Due to it's tiny size in land, I believe Europe should be a single country. I still believe in the idea of EU: what it stands for, what it means.
However, the past couple of years have been terrible. The whole Brexit vote only gone through because one can't fight lies with logic and nobody from the Remain side realised this. (Yes, lies, admitted by Leave campaign faces, see morning TV interview the next morning). Everyone sat back, completely ignorant to the option that people will believe those who show up in their village halls with a speech, even if it's mostly made up. The whole reaction of the EU to Brexit is that Britain made and idiotic decision and the EU will not bend due to this. Divorces happen, sometimes it's stupid, like in this case, but that doesn't mean the sides need to be assholes towards each other.
Apart from Brexit, there is still no central response or governing to the immigration through the Mediterranean and it's been a serious problem for years; it gave enough ground for the Hungarian governing party to build a hate driven election campaign around it and win with it.
And than suddenly that complete madness copyright law idea pops up.
This is not the EU I voted to join as a Hungarian in 2004. I might have been under-informed, and the EU might always have been like this, but if it does, something needs to change.
So, answering your question: no, one law is not enough. It's a long series of "wth?" reaction from my side, including no decision decisions, stiff attitude, pitiful procedures like .eu termination, which goes way beyond mere politics - think of personal domains -, and genuinely bad law ideas. Enough of these can drive someone away from an originally beautiful and invaluable union.
May I suggest you complain about .edu domains being just for US higher education instead, and no other institutes in the entire world?
And what has Germany to do with this?
It wasn't intended to be offensive, sometimes those rigid procedures save lives, and it's very much possible the whole idea has nothing to do with a single German.
Sorry for my wording.
Presumably the answer is to just use a proxy register based in the EU, if this even becomes an issue?
My employer's database has a few hundred email addresses ending .eu. The vast majority are scientific institutions, local government, or EU institutions.
I don't think there are many businesses that want to show they're European, which probably means they're fairly large, but don't also want local websites for each country they operate in.
There are a few British businesses like hauliers and removal companies using the domain, but none big enough to be called "important".

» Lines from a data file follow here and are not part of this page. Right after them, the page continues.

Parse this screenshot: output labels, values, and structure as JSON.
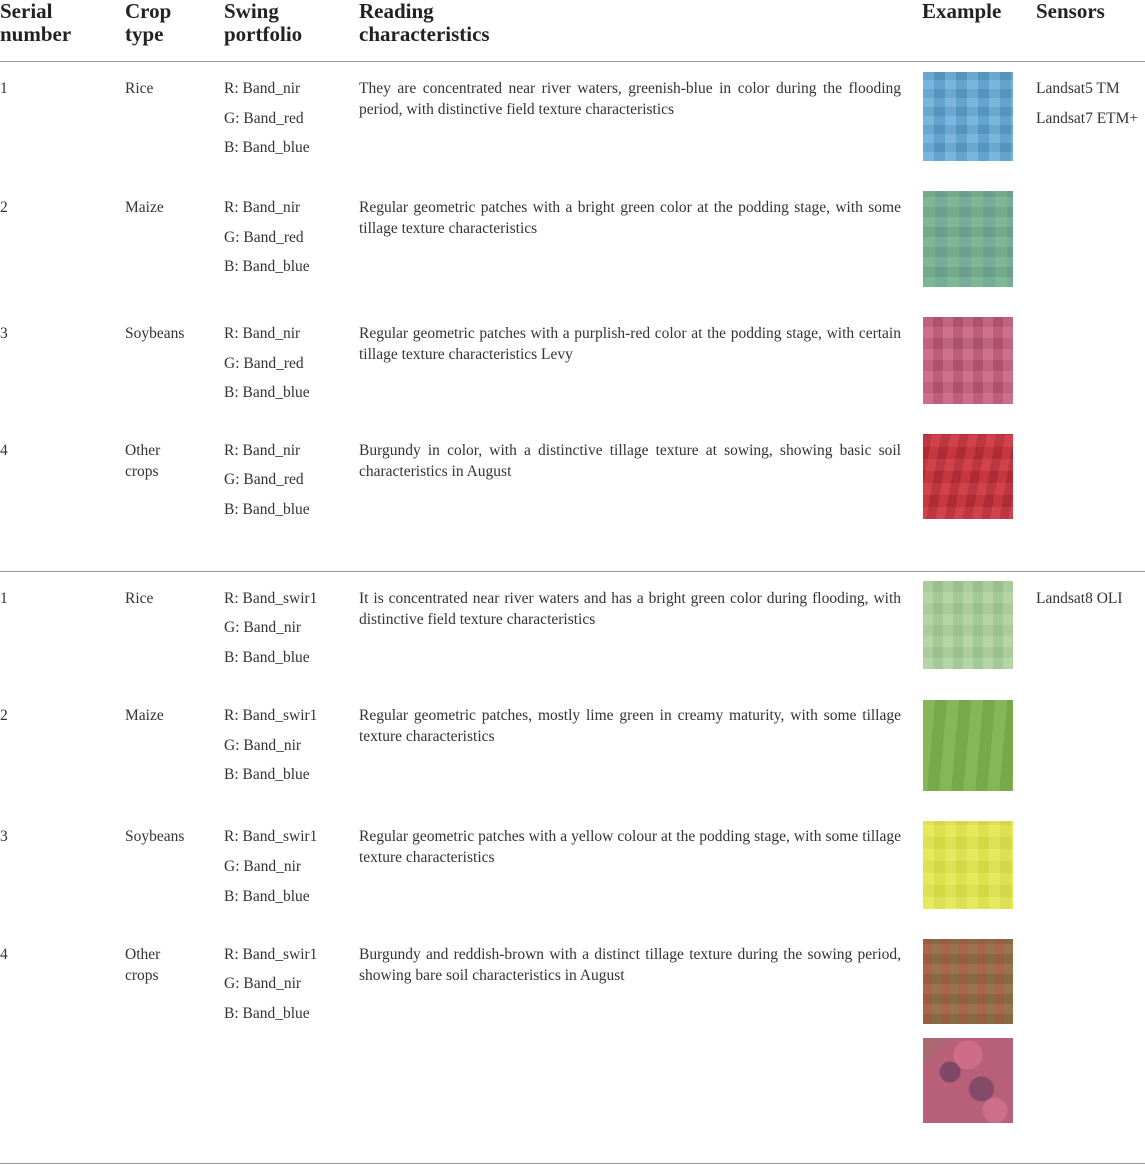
{
  "headers": {
    "serial": "Serial\nnumber",
    "crop": "Crop\ntype",
    "swing": "Swing\nportfolio",
    "reading": "Reading\ncharacteristics",
    "example": "Example",
    "sensors": "Sensors"
  },
  "groups": [
    {
      "sensors": [
        "Landsat5 TM",
        "Landsat7 ETM+"
      ],
      "rows": [
        {
          "serial": "1",
          "crop": "Rice",
          "bands": [
            "R: Band_nir",
            "G: Band_red",
            "B: Band_blue"
          ],
          "description": "They are concentrated near river waters, greenish-blue in color during the flooding period, with distinctive field texture characteristics",
          "swatch_color": "#5ea6d6"
        },
        {
          "serial": "2",
          "crop": "Maize",
          "bands": [
            "R: Band_nir",
            "G: Band_red",
            "B: Band_blue"
          ],
          "description": "Regular geometric patches with a bright green color at the podding stage, with some tillage texture characteristics",
          "swatch_color": "#6fae8f"
        },
        {
          "serial": "3",
          "crop": "Soybeans",
          "bands": [
            "R: Band_nir",
            "G: Band_red",
            "B: Band_blue"
          ],
          "description": "Regular geometric patches with a purplish-red color at the podding stage, with certain tillage texture characteristics Levy",
          "swatch_color": "#c45b7c"
        },
        {
          "serial": "4",
          "crop": "Other\ncrops",
          "bands": [
            "R: Band_nir",
            "G: Band_red",
            "B: Band_blue"
          ],
          "description": "Burgundy in color, with a distinctive tillage texture at sowing, showing basic soil characteristics in August",
          "swatch_color": "#c9323c"
        }
      ]
    },
    {
      "sensors": [
        "Landsat8 OLI"
      ],
      "rows": [
        {
          "serial": "1",
          "crop": "Rice",
          "bands": [
            "R: Band_swir1",
            "G: Band_nir",
            "B: Band_blue"
          ],
          "description": "It is concentrated near river waters and has a bright green color during flooding, with distinctive field texture characteristics",
          "swatch_color": "#a6cc94"
        },
        {
          "serial": "2",
          "crop": "Maize",
          "bands": [
            "R: Band_swir1",
            "G: Band_nir",
            "B: Band_blue"
          ],
          "description": "Regular geometric patches, mostly lime green in creamy maturity, with some tillage texture characteristics",
          "swatch_color": "#7db24e"
        },
        {
          "serial": "3",
          "crop": "Soybeans",
          "bands": [
            "R: Band_swir1",
            "G: Band_nir",
            "B: Band_blue"
          ],
          "description": "Regular geometric patches with a yellow colour at the podding stage, with some tillage texture characteristics",
          "swatch_color": "#e3e64a"
        },
        {
          "serial": "4",
          "crop": "Other\ncrops",
          "bands": [
            "R: Band_swir1",
            "G: Band_nir",
            "B: Band_blue"
          ],
          "description": "Burgundy and reddish-brown with a distinct tillage texture during the sowing period, showing bare soil characteristics in August",
          "swatch_color": "#9a6a4a",
          "swatch_color_2": "#b8607a"
        }
      ]
    }
  ]
}
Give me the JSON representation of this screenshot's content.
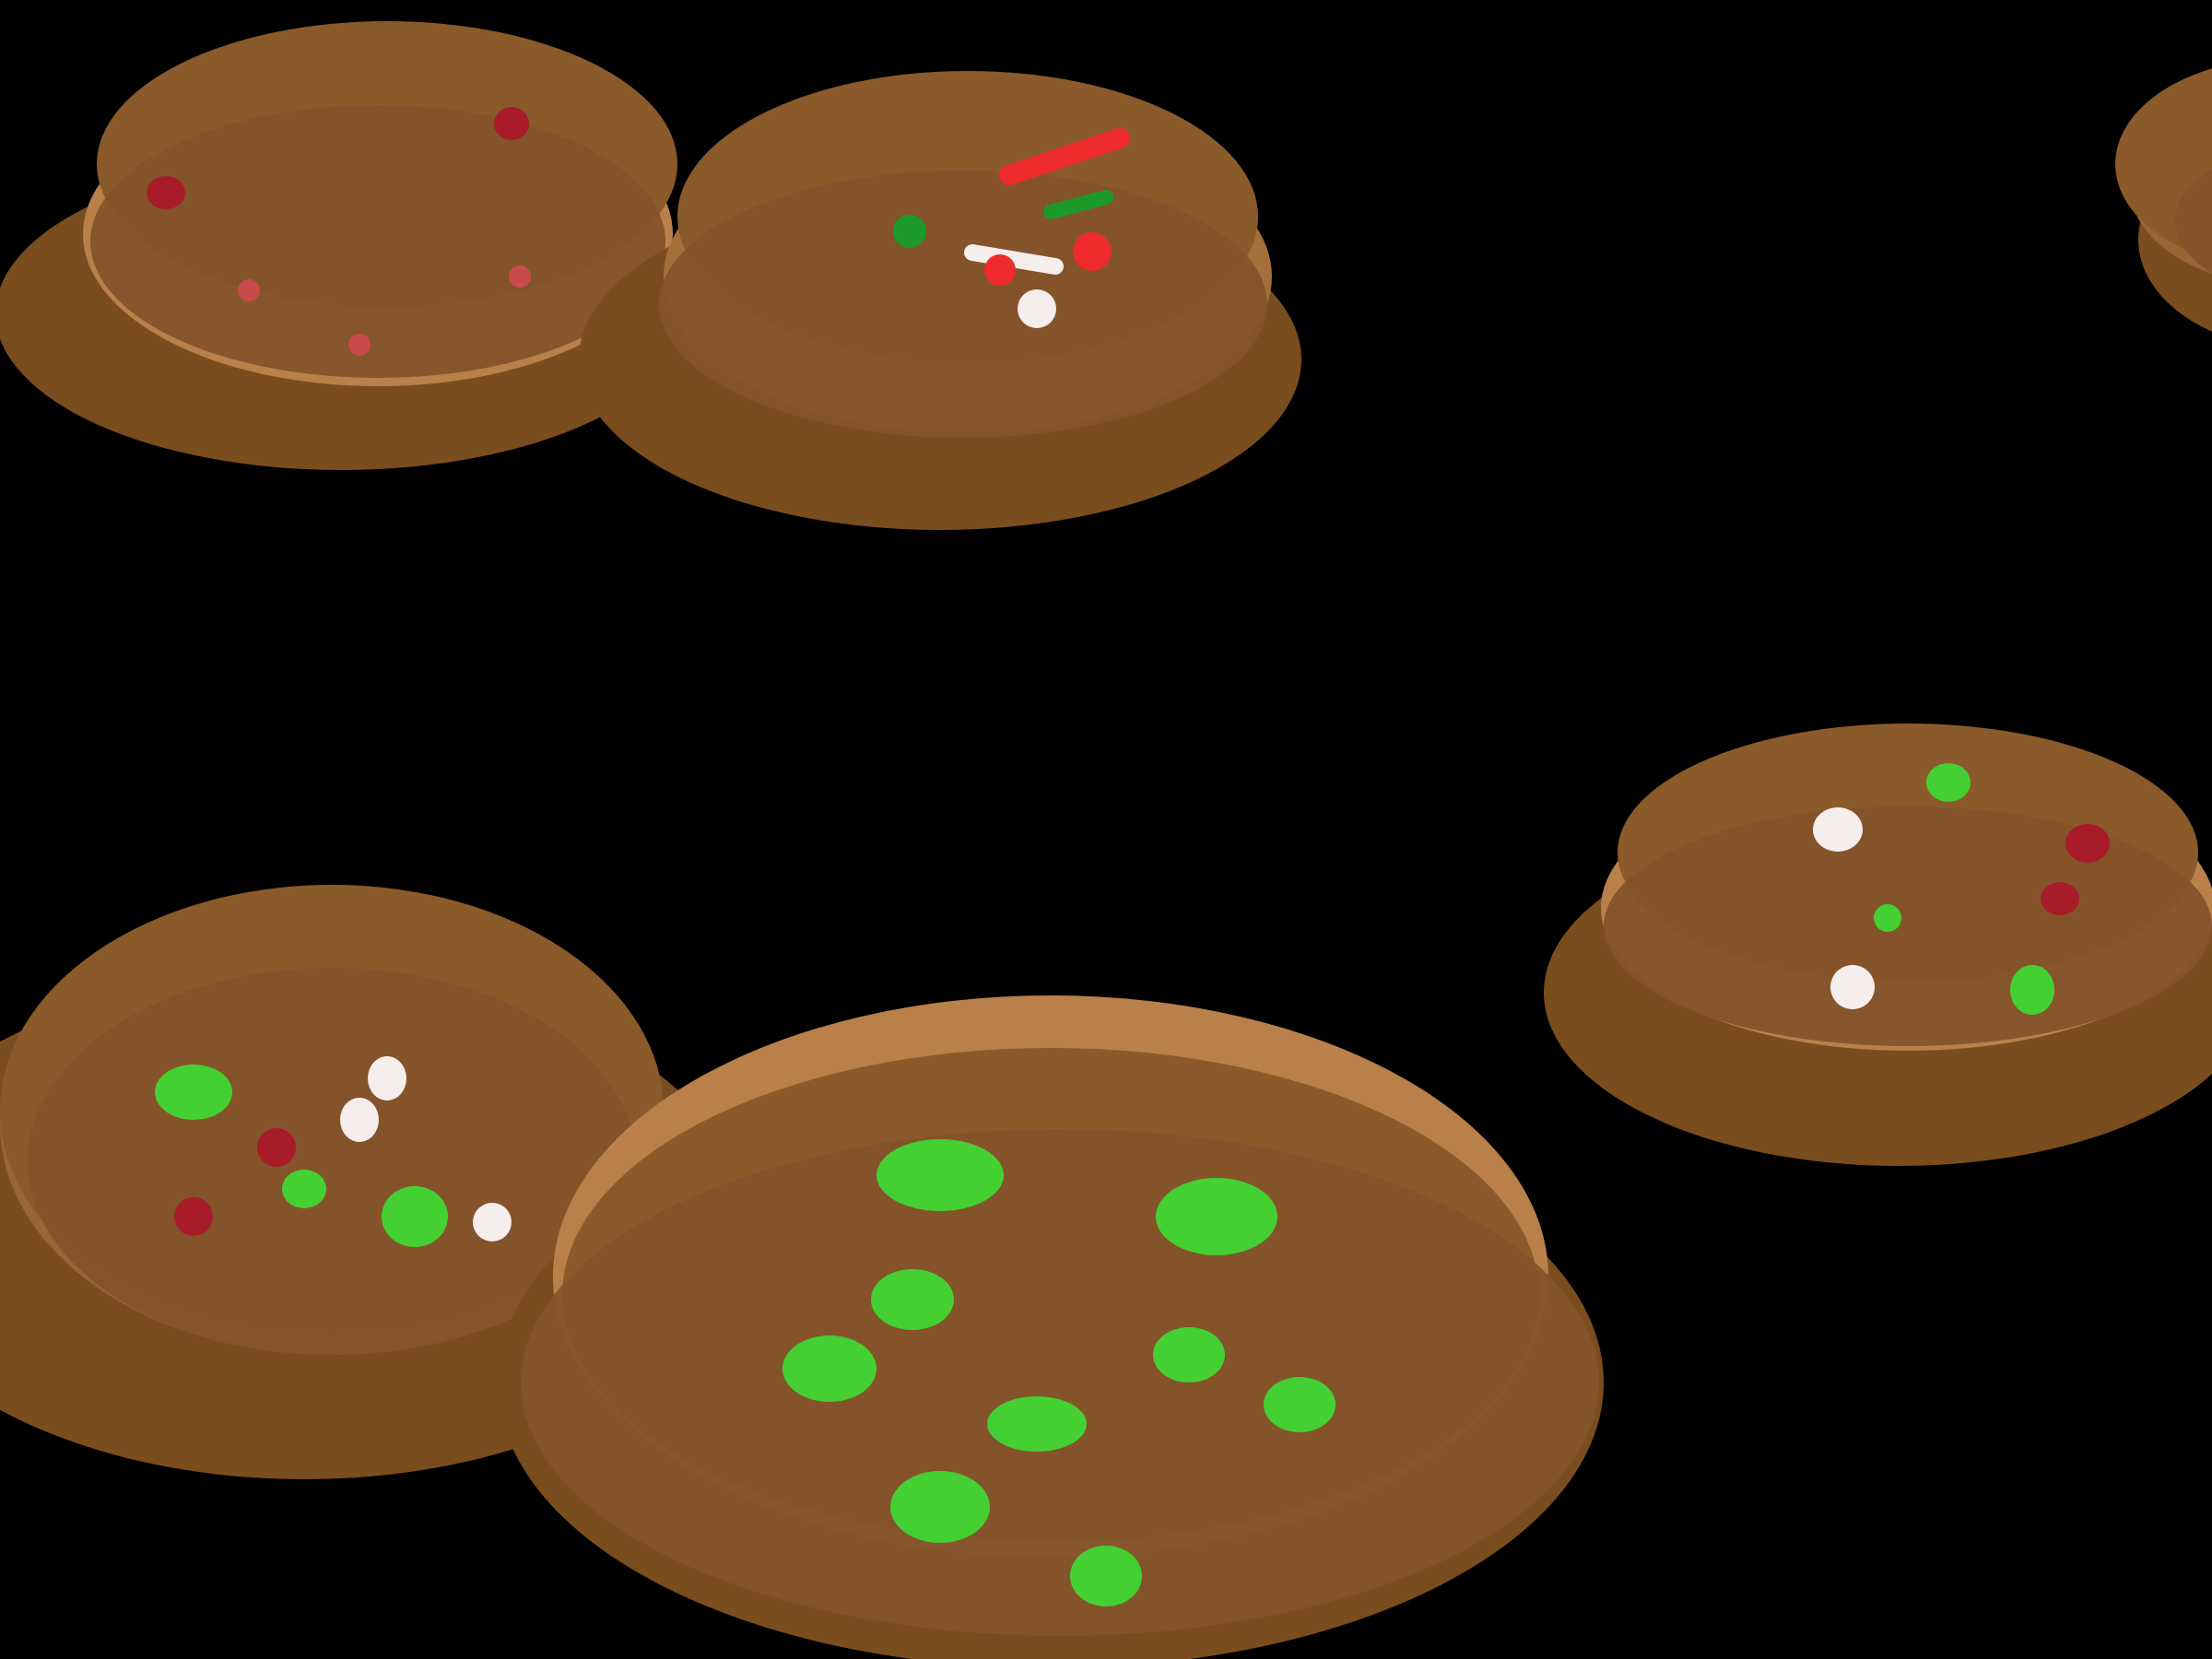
{
  "scene": {
    "background": "#000000",
    "subject": "cookies-with-sprinkles",
    "cookie_count": 6
  },
  "palette": {
    "cookie_base": "#7a4d1f",
    "cookie_top": "#8b5a2b",
    "cookie_rim": "#b9804a",
    "cookie_face": "#84532a",
    "sprinkle_bright_green": "#44d033",
    "sprinkle_dark_green": "#1b9a2a",
    "sprinkle_red": "#ef2b2b",
    "sprinkle_dark_red": "#a81c2a",
    "sprinkle_pink": "#c94a4a",
    "sprinkle_white": "#f6eded"
  },
  "cookies": [
    {
      "name": "cookie-top-left",
      "sprinkle_colors": [
        "dark-red",
        "pink"
      ]
    },
    {
      "name": "cookie-top-center",
      "sprinkle_colors": [
        "red",
        "dark-green",
        "white"
      ]
    },
    {
      "name": "cookie-top-right-partial",
      "sprinkle_colors": []
    },
    {
      "name": "cookie-right",
      "sprinkle_colors": [
        "bright-green",
        "white",
        "dark-red"
      ]
    },
    {
      "name": "cookie-bottom-left",
      "sprinkle_colors": [
        "bright-green",
        "white",
        "dark-red"
      ]
    },
    {
      "name": "cookie-bottom-center",
      "sprinkle_colors": [
        "bright-green"
      ]
    }
  ]
}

https://www.airnewzealand.eu/ is one example. https://www.flyturkmenistanairlines.eu/ too.
According to this, there are over 300,000 UK registrations of .EU domains: https://ec.europa.eu/digital-single-market/en/news/10-years-...
Too much uncertainty as to whether the UK will be receive a 'Swiss pass' or not. Actually .ch is a good stable ccTLD.
EU: "leave.eu to leave .eu", leaving .eu to EU
For individual registrants, it hinges off residency, not nationality. So if you are British but resident in the EU you are fine as long as you are using your non-UK address to register. If you are a citizen of an EU country but registered with your UK address then you'll also be caught up.